Abraham Nicolas, Maria Torok. The Shell and the Kernel: Renewals of Psychoanalysis

Summaries:

Through their reflection on introjection versus incorporation, women’s “penis envy”, symbol and anasemia, endocryptic identification as well as trauma, Abraham and Torok discuss theoretical axes around the focal point constituted by the authors’ conception of introjection as the human mode of appropriation of the external world, which is crucial to the expansion of the ego through symbolization.

In ”Mourning and melancholia,” Freud describes how the melancholic’s self-reproaches, self-hatred and self-contempt all veil battles of love and hate with a lost object which has been withdrawn from consciousness but is retained through identification, a relational mode which, because of its inherent ambivalence, inevitably includes sadism and hate.

Close reading:

From the psychoanalytic point of view an institution does not emerge, nor does it stay alive, unless it resolves a problem among individuals. In principle the institutional solution brings advantages for the parties involved in relation to their prior situation. Our task is to display the advantages resulting, for both men and women, from the institutional inequality of the sexes, at least as far as this obtains in the area available to psychoanalytic study, that is within the affective realm. (Abraham and Torok, 70).

This passage occurs in Maria Torok’s “The Meaning of ‘Penis Envy’ in Women” after her questioning of women’s acceptance of a dependent position and after her decision to psychoanalyze the question. In the above passage I am interested in understanding how Torok’s re-conception of a psychoanalytic point of view institutes and at the same time reverses a certain type of psychoanalytic reading.

The paragraph starts with the preposition “from” which houses “the psychoanalytic point of view.” The preposition indicate the starting or focal point of Torok’s re-conception activity, at the same time, it has a resonance of indicating a physical separation, a differentiation. In fact, the absence of a comma after the prepositional phrase “from the psychoanalytic point of view” allows Torok to implicitly say when, where and how psychoanalysis cannot institute or house a reading practice solely based on the conflict within and between sexes. Even if the institution tries to “emerge” from Freud’s institutionalization/building of “penis envy,” because of its incapacity to inhabit the solution to women’s penis envy, the institution won’t be able to sustain its establishment. As such, the institution or establishment/ building (Freud’s psychoanalysis and “penis envy per se) as a solution implicitly offers “advantages for the parties involved in relation to their prior situation.” If the latter has been characterized by psychoanalyst male individuals’ hold of the keys to the building of psychoanalysis, it forgets to open the doors to the female inhabitants of the psychoanalytic building.

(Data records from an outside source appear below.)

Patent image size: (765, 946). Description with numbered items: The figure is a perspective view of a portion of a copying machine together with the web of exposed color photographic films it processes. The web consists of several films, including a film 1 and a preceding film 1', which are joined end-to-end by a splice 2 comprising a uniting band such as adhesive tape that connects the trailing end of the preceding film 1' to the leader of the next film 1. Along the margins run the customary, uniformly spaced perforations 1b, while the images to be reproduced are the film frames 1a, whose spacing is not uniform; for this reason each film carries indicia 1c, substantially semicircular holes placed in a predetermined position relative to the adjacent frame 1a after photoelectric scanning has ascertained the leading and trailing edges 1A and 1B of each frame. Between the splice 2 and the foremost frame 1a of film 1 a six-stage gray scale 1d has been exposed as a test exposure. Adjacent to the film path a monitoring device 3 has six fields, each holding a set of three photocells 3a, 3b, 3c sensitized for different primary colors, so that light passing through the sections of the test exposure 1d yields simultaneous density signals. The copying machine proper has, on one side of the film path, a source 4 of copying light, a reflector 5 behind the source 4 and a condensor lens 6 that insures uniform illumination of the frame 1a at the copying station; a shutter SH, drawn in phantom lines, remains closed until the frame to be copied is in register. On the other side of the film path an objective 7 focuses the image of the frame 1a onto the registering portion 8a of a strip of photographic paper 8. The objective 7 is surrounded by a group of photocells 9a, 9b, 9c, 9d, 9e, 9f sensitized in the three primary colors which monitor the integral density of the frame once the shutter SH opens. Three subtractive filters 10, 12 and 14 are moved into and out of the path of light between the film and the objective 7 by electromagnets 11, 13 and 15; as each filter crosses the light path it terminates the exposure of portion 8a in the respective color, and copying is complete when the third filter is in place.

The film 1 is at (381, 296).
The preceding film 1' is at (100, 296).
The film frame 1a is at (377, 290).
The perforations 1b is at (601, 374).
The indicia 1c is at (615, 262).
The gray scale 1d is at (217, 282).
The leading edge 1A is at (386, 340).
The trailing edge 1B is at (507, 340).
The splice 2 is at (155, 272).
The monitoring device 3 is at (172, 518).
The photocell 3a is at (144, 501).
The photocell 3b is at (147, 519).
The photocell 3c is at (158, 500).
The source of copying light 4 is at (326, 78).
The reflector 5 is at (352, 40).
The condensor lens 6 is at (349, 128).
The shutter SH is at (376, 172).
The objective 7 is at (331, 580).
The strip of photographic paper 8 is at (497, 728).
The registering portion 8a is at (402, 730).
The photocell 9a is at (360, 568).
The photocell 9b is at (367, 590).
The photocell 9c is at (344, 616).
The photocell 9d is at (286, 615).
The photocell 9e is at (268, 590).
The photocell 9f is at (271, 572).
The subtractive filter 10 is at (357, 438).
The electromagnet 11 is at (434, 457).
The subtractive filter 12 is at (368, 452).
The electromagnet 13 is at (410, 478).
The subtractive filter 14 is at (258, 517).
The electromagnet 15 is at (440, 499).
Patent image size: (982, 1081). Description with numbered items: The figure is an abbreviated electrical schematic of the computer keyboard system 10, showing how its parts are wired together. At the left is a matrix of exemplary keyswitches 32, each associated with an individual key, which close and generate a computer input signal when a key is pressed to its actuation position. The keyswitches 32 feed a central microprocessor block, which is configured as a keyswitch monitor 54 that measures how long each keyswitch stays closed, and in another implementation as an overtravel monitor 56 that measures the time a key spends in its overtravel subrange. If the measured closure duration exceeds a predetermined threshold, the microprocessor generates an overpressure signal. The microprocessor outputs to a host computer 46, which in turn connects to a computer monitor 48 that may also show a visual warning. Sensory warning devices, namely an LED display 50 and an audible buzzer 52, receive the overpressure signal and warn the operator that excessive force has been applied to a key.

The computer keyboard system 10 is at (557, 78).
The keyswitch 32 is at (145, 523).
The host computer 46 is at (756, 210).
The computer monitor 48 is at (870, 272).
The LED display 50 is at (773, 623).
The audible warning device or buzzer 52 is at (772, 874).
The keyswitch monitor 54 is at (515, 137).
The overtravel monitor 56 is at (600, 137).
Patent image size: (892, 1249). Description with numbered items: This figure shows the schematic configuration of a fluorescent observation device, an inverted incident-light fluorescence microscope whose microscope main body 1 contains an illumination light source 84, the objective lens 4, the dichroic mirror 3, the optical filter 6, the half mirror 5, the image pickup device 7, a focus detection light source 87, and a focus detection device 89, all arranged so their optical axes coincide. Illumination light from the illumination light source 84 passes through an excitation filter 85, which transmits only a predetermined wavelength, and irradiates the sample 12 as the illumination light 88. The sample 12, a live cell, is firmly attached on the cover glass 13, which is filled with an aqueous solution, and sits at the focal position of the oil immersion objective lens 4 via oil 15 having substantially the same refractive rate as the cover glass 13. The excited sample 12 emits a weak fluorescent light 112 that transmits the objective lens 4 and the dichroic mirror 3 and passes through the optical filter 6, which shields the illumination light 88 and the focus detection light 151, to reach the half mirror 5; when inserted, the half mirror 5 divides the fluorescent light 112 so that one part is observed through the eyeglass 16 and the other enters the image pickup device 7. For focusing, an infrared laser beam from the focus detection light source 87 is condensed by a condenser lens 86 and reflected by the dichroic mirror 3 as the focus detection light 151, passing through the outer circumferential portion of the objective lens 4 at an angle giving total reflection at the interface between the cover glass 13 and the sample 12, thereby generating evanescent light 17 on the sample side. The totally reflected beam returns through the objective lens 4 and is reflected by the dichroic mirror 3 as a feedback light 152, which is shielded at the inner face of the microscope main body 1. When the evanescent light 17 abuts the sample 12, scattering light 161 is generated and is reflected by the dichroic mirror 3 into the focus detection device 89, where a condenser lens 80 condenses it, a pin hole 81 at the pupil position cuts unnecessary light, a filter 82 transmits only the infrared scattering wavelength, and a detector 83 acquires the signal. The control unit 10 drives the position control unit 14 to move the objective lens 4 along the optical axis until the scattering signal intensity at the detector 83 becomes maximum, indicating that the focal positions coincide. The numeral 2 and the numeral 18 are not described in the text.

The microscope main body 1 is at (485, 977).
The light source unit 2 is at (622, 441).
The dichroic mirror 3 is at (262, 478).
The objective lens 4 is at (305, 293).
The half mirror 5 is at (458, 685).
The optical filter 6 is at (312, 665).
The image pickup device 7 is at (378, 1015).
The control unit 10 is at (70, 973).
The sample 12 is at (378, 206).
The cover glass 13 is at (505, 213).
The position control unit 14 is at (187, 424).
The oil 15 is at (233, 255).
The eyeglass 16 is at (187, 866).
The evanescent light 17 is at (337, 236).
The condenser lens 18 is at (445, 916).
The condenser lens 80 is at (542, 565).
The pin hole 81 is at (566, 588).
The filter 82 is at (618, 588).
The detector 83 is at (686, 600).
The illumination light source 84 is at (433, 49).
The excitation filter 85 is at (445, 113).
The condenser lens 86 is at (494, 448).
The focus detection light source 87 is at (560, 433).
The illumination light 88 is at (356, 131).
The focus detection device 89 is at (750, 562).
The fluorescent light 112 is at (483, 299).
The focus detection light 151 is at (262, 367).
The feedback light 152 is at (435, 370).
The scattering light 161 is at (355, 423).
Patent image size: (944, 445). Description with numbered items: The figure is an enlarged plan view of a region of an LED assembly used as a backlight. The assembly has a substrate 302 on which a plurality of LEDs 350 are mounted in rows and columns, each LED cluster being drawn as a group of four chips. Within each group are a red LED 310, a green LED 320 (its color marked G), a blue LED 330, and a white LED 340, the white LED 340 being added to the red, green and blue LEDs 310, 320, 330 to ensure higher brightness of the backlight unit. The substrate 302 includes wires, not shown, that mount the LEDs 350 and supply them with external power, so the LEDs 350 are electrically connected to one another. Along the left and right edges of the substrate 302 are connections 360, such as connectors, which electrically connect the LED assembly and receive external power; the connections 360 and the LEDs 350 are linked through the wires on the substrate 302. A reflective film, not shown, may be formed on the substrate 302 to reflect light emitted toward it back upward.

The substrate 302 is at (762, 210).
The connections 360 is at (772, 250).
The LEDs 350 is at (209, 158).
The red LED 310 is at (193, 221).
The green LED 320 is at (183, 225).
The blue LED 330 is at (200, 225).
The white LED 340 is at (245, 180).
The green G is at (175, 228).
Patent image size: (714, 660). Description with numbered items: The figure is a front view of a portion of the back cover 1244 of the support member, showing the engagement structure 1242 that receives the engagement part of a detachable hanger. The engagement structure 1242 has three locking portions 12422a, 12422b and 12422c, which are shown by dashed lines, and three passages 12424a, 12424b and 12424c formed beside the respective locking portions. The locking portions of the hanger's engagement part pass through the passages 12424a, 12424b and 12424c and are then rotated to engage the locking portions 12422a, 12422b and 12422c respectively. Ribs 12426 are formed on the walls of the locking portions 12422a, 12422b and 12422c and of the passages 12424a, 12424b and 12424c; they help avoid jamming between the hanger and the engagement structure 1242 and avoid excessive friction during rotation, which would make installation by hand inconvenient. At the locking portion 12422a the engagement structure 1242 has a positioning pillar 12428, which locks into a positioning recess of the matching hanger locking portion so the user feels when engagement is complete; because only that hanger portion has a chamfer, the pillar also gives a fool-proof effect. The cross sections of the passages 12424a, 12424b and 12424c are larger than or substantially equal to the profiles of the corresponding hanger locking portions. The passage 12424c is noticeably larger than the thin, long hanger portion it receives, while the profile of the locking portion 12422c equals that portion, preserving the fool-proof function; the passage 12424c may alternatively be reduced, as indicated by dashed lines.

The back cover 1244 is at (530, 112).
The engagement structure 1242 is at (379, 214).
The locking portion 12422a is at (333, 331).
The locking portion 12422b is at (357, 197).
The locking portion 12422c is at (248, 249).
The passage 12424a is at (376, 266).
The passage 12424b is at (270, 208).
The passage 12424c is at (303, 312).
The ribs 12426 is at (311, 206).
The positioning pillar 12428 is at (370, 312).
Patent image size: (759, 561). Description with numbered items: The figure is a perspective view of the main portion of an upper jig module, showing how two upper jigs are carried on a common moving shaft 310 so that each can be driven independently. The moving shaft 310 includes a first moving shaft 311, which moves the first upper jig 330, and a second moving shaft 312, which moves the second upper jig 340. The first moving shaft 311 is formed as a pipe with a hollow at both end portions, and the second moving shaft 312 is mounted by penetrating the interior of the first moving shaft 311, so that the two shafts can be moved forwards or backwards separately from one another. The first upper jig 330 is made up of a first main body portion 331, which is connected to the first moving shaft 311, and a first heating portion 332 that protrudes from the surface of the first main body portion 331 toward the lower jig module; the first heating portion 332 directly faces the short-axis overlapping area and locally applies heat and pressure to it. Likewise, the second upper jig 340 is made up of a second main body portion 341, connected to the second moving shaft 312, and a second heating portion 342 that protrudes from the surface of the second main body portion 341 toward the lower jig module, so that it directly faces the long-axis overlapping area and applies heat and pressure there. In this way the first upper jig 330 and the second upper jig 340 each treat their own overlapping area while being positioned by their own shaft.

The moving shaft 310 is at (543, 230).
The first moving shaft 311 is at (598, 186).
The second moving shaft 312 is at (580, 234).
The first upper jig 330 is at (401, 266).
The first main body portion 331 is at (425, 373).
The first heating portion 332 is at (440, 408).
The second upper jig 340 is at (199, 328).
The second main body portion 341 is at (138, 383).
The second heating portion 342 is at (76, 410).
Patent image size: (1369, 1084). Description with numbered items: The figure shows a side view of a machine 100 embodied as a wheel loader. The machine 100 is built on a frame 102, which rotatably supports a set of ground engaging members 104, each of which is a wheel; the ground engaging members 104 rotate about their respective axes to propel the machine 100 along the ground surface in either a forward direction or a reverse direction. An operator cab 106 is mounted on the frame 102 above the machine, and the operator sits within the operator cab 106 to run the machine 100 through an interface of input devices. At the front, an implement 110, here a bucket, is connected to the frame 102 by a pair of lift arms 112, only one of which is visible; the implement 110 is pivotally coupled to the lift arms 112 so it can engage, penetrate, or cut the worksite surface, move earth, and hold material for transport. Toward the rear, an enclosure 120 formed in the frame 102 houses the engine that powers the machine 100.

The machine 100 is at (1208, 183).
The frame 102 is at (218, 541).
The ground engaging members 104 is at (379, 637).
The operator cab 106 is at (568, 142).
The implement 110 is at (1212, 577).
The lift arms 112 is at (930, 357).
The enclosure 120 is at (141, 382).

Without being aware of it, “penis envy” as a steward to the Freudian building, acts as the protector and spokesman of the subordinate inhabitants. He acts as such so as to give form and meaning to such enigmatic messages that emanate from the ignored group of female psychoanalysts. While Freud’s steward sleeps in the front door of the building because of the illusion of the “institutional solution,” Torok and other female psychoanalysts take advantage of the affect the illusion and smuggle the institutions’ keys to open the theoretically closed institution. Hence, their task/our task as female psychoanalysts and critic is “to display the advantages resulting” from a trait of resistance to all doctrinaire tendencies in the theory and practice of psychoanalysis. As such, Torok’s task, our task, Psychoanalysis’s task is to explicitly conceptualize a radicalization of psychoanalytic thinking that reverses the authoritarian trading of knowledge of psychoanalytic schools.